Reclaiming the Revolution by Barber Stephen;

Reclaiming the Revolution by Barber Stephen;

Author:Barber, Stephen;
Language: eng
Format: epub
Publisher: University of Buckingham Press, The


VII

You couldn’t imagine politicians more different than the aristocratic Conservative Jacob Rees-Mogg and the campaigning socialist Jeremy Corbyn. And yet in coming to national prominence after the 2015 general election, each were undoubted leaders of the fantasy populist politics which had engaged so many in Britain.

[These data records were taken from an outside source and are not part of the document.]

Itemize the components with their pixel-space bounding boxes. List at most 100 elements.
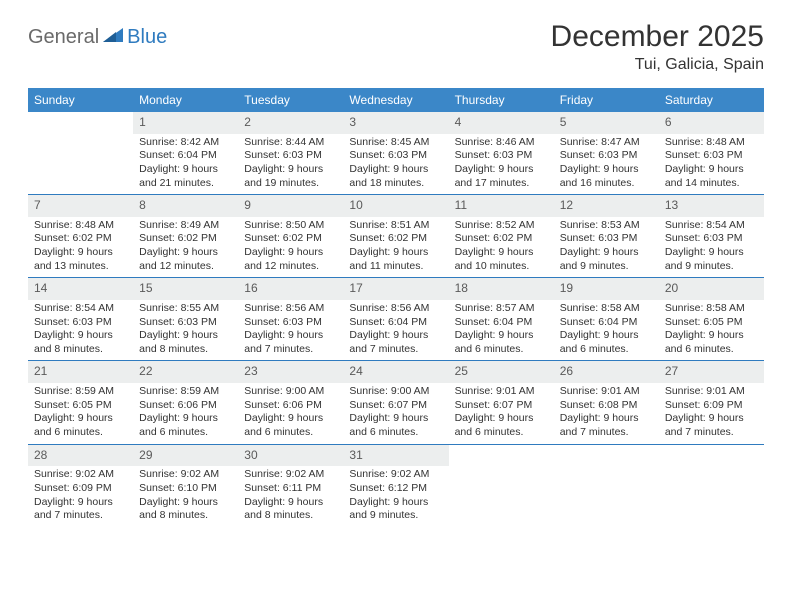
day-cell: 16Sunrise: 8:56 AMSunset: 6:03 PMDayligh… — [238, 278, 343, 360]
sunrise-text: Sunrise: 8:53 AM — [560, 219, 653, 233]
header: General Blue December 2025 Tui, Galicia,… — [28, 20, 764, 74]
dow-sunday: Sunday — [28, 88, 133, 112]
day-cell: 22Sunrise: 8:59 AMSunset: 6:06 PMDayligh… — [133, 361, 238, 443]
day-number: 31 — [343, 445, 448, 467]
sunrise-text: Sunrise: 9:00 AM — [244, 385, 337, 399]
week-row: 14Sunrise: 8:54 AMSunset: 6:03 PMDayligh… — [28, 277, 764, 360]
day-cell: 30Sunrise: 9:02 AMSunset: 6:11 PMDayligh… — [238, 445, 343, 527]
day-body: Sunrise: 8:56 AMSunset: 6:04 PMDaylight:… — [343, 300, 448, 361]
sunrise-text: Sunrise: 9:01 AM — [665, 385, 758, 399]
day-cell: 31Sunrise: 9:02 AMSunset: 6:12 PMDayligh… — [343, 445, 448, 527]
daylight-text: Daylight: 9 hours and 6 minutes. — [139, 412, 232, 439]
day-cell: 27Sunrise: 9:01 AMSunset: 6:09 PMDayligh… — [659, 361, 764, 443]
sunset-text: Sunset: 6:03 PM — [560, 232, 653, 246]
sunrise-text: Sunrise: 8:44 AM — [244, 136, 337, 150]
week-row: 1Sunrise: 8:42 AMSunset: 6:04 PMDaylight… — [28, 112, 764, 194]
dow-wednesday: Wednesday — [343, 88, 448, 112]
sunset-text: Sunset: 6:03 PM — [139, 316, 232, 330]
sunset-text: Sunset: 6:02 PM — [244, 232, 337, 246]
day-body: Sunrise: 8:59 AMSunset: 6:06 PMDaylight:… — [133, 383, 238, 444]
brand-part1: General — [28, 26, 99, 49]
daylight-text: Daylight: 9 hours and 7 minutes. — [34, 496, 127, 523]
day-body: Sunrise: 9:01 AMSunset: 6:07 PMDaylight:… — [449, 383, 554, 444]
daylight-text: Daylight: 9 hours and 7 minutes. — [665, 412, 758, 439]
day-number: 13 — [659, 195, 764, 217]
daylight-text: Daylight: 9 hours and 7 minutes. — [244, 329, 337, 356]
sunset-text: Sunset: 6:05 PM — [34, 399, 127, 413]
sunrise-text: Sunrise: 8:47 AM — [560, 136, 653, 150]
sunrise-text: Sunrise: 8:42 AM — [139, 136, 232, 150]
brand-logo: General Blue — [28, 26, 167, 49]
day-cell: 18Sunrise: 8:57 AMSunset: 6:04 PMDayligh… — [449, 278, 554, 360]
sunrise-text: Sunrise: 8:58 AM — [665, 302, 758, 316]
day-cell: 21Sunrise: 8:59 AMSunset: 6:05 PMDayligh… — [28, 361, 133, 443]
daylight-text: Daylight: 9 hours and 8 minutes. — [139, 329, 232, 356]
day-number: 17 — [343, 278, 448, 300]
day-cell: 20Sunrise: 8:58 AMSunset: 6:05 PMDayligh… — [659, 278, 764, 360]
daylight-text: Daylight: 9 hours and 6 minutes. — [34, 412, 127, 439]
sunset-text: Sunset: 6:08 PM — [560, 399, 653, 413]
daylight-text: Daylight: 9 hours and 6 minutes. — [455, 329, 548, 356]
day-number: 23 — [238, 361, 343, 383]
sunrise-text: Sunrise: 9:02 AM — [139, 468, 232, 482]
day-number: 11 — [449, 195, 554, 217]
day-body: Sunrise: 8:58 AMSunset: 6:04 PMDaylight:… — [554, 300, 659, 361]
sunrise-text: Sunrise: 9:02 AM — [34, 468, 127, 482]
daylight-text: Daylight: 9 hours and 10 minutes. — [455, 246, 548, 273]
daylight-text: Daylight: 9 hours and 13 minutes. — [34, 246, 127, 273]
day-body: Sunrise: 8:54 AMSunset: 6:03 PMDaylight:… — [659, 217, 764, 278]
sunset-text: Sunset: 6:02 PM — [455, 232, 548, 246]
sunset-text: Sunset: 6:03 PM — [665, 232, 758, 246]
day-cell — [449, 445, 554, 527]
daylight-text: Daylight: 9 hours and 18 minutes. — [349, 163, 442, 190]
day-cell: 9Sunrise: 8:50 AMSunset: 6:02 PMDaylight… — [238, 195, 343, 277]
day-cell: 11 Sunrise: 8:52 AMSunset: 6:02 PMDayligh… — [449, 195, 554, 277]
day-number: 22 — [133, 361, 238, 383]
sunrise-text: Sunrise: 8:54 AM — [665, 219, 758, 233]
sunrise-text: Sunrise: 8:58 AM — [560, 302, 653, 316]
daylight-text: Daylight: 9 hours and 6 minutes. — [349, 412, 442, 439]
day-cell: 10Sunrise: 8:51 AMSunset: 6:02 PMDayligh… — [343, 195, 448, 277]
sunrise-text: Sunrise: 8:56 AM — [244, 302, 337, 316]
sunrise-text: Sunrise: 9:01 AM — [560, 385, 653, 399]
sunset-text: Sunset: 6:06 PM — [244, 399, 337, 413]
day-body: Sunrise: 8:51 AMSunset: 6:02 PMDaylight:… — [343, 217, 448, 278]
day-number: 19 — [554, 278, 659, 300]
day-cell: 25Sunrise: 9:01 AMSunset: 6:07 PMDayligh… — [449, 361, 554, 443]
sunrise-text: Sunrise: 8:57 AM — [455, 302, 548, 316]
week-row: 28Sunrise: 9:02 AMSunset: 6:09 PMDayligh… — [28, 444, 764, 527]
daylight-text: Daylight: 9 hours and 19 minutes. — [244, 163, 337, 190]
daylight-text: Daylight: 9 hours and 9 minutes. — [665, 246, 758, 273]
dow-monday: Monday — [133, 88, 238, 112]
sunrise-text: Sunrise: 8:48 AM — [665, 136, 758, 150]
daylight-text: Daylight: 9 hours and 17 minutes. — [455, 163, 548, 190]
daylight-text: Daylight: 9 hours and 12 minutes. — [139, 246, 232, 273]
day-number: 28 — [28, 445, 133, 467]
day-body: Sunrise: 8:48 AMSunset: 6:02 PMDaylight:… — [28, 217, 133, 278]
dow-thursday: Thursday — [449, 88, 554, 112]
day-cell: 7Sunrise: 8:48 AMSunset: 6:02 PMDaylight… — [28, 195, 133, 277]
day-number: 27 — [659, 361, 764, 383]
day-cell: 8Sunrise: 8:49 AMSunset: 6:02 PMDaylight… — [133, 195, 238, 277]
day-body: Sunrise: 9:01 AMSunset: 6:08 PMDaylight:… — [554, 383, 659, 444]
day-body: Sunrise: 8:42 AMSunset: 6:04 PMDaylight:… — [133, 134, 238, 195]
sunset-text: Sunset: 6:03 PM — [455, 149, 548, 163]
day-number: 1 — [133, 112, 238, 134]
sunrise-text: Sunrise: 8:59 AM — [139, 385, 232, 399]
day-number: 6 — [659, 112, 764, 134]
brand-triangle-icon — [103, 26, 125, 49]
day-body: Sunrise: 8:46 AMSunset: 6:03 PMDaylight:… — [449, 134, 554, 195]
day-cell: 28Sunrise: 9:02 AMSunset: 6:09 PMDayligh… — [28, 445, 133, 527]
sunrise-text: Sunrise: 8:46 AM — [455, 136, 548, 150]
day-cell: 2Sunrise: 8:44 AMSunset: 6:03 PMDaylight… — [238, 112, 343, 194]
day-number: 3 — [343, 112, 448, 134]
sunset-text: Sunset: 6:03 PM — [244, 316, 337, 330]
sunrise-text: Sunrise: 8:52 AM — [455, 219, 548, 233]
sunset-text: Sunset: 6:07 PM — [455, 399, 548, 413]
sunset-text: Sunset: 6:10 PM — [139, 482, 232, 496]
day-body: Sunrise: 8:45 AMSunset: 6:03 PMDaylight:… — [343, 134, 448, 195]
day-number: 9 — [238, 195, 343, 217]
daylight-text: Daylight: 9 hours and 9 minutes. — [349, 496, 442, 523]
day-number: 30 — [238, 445, 343, 467]
sunset-text: Sunset: 6:02 PM — [34, 232, 127, 246]
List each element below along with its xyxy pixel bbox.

Rees-Mogg was David Cameron’s worst nightmare, not simply because he was a huge embarrassment waiting to happen, an eccentric ‘human museum’ who looked nothing like modern Britain. No, the problem was that he represented an old reactionary Conservative right, and this is something from which, as leader, Cameron had sought to detoxify his party. Similarly, Corbyn was the embodiment of an old reactionary socialist left which had been all but ‘modernised’ out of Labour via Tony Blair’s New Labour transformation in the 1990s. This type of politics had the luxury of never having to be implemented, never tested in policy or the real world. Against things more than in favour. They were fantasies.

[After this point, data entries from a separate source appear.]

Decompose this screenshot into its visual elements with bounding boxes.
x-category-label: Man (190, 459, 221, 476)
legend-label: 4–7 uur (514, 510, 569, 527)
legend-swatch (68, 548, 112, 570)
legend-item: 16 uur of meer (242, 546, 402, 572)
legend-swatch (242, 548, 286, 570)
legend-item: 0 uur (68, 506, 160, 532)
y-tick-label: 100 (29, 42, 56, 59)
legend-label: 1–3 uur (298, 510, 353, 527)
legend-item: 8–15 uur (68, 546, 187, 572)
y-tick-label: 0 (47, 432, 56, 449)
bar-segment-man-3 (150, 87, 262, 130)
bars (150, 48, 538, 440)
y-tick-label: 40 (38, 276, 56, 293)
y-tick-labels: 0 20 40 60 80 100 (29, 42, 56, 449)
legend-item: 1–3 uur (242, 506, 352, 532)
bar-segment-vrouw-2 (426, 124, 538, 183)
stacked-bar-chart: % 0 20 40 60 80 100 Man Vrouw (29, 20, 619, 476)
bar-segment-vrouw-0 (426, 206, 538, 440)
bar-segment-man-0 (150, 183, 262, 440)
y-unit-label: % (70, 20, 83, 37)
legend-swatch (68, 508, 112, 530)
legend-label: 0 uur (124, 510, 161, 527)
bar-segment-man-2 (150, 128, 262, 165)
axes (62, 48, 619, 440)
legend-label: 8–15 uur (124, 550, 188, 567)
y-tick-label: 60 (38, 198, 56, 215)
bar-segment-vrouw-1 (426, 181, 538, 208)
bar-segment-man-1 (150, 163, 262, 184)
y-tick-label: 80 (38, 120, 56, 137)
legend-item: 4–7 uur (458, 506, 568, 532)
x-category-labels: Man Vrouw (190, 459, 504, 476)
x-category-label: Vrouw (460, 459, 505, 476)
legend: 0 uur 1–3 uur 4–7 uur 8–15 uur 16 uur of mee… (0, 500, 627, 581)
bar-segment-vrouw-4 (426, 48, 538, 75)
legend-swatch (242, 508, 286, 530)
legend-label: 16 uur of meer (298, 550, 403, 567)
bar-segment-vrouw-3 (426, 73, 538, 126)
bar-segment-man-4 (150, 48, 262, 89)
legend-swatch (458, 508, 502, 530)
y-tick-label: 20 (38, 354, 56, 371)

As backbench MPs, both gained a reputation for rebellion and often voted against their own party front bench. And both were swept to prominence by popular trends attracted to the fantasy politics they espoused. Neither had ever sought office, for office is where compromise happens.

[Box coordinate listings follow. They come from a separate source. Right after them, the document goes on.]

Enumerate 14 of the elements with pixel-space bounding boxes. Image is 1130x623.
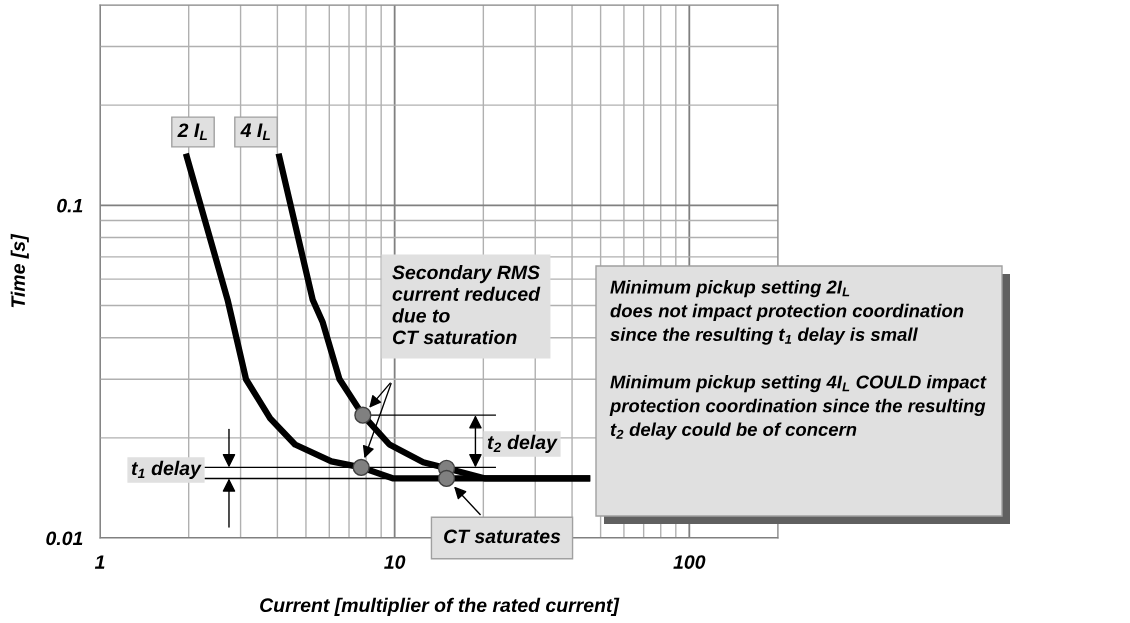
ref-line-label: t$_{2}$ delay [487, 434, 558, 453]
text: Minimum pickup setting 2I$_{L}$ does not impact protection coordination since the resulting t$_{1}$ delay is small Minimum pickup setting 4I$_{L}$ COULD impact protection coordination since the resulting t$_{2}$ delay could be of concern [609, 280, 987, 440]
x-tick-label: 10 [384, 555, 406, 569]
series-label: 2 I$_{L}$ [177, 123, 207, 141]
y-tick-label: 0.1 [57, 198, 83, 213]
series-label: 4 I$_{L}$ [240, 123, 270, 141]
x-axis-title: Current [multiplier of the rated current] [260, 597, 620, 616]
y-axis-title: Time [s] [10, 233, 29, 308]
ref-line-label: t$_{1}$ delay [131, 460, 202, 479]
y-tick-label: 0.01 [46, 531, 83, 546]
annotation: Secondary RMS current reduced due to CT saturation [392, 265, 541, 345]
x-tick-label: 1 [94, 555, 105, 569]
annotation: CT saturates [444, 529, 561, 544]
x-tick-label: 100 [673, 555, 706, 569]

They really were the odd men out. Largely unelectable in normal times, their views and approaches firmly at the peripheries. ‘His manners are perfumed but his opinions are poison. Rees-Mogg is quite simply an unfailing, unbending, unrelenting reactionary,’ wrote the former Conservative MP turned journalist Matthew Parris, ‘His record on every moral, social, sexual or reproductive issue I’ve looked at is brute moral conservative. He has been a straight-down-the-line supporter of every welfare cut I’ve checked.’34

Meanwhile, during thirteen years of Labour government under Blair and then Gordon Brown, Jeremy Corbyn defied his party whip an amazing 428 times. He demonstrated very little loyalty to his party or colleagues and never sought advancement to the front bench.35

Britain’s Westminster parliamentary system is different from the consensual European assemblies with their coalitions, consensus and cooperative U-shaped chambers. The Westminster system has been dominated by two parties, one which forms a government, the other the opposition. Broad-church parties always have their fringe groups – but it is on the fringe that for the most part they stay. The times were changing.

What was it that Rees-Mogg once casually told the broadcaster and political commentator Andrew Neil? ‘Vox populi, vox dei.’ You could not make it up.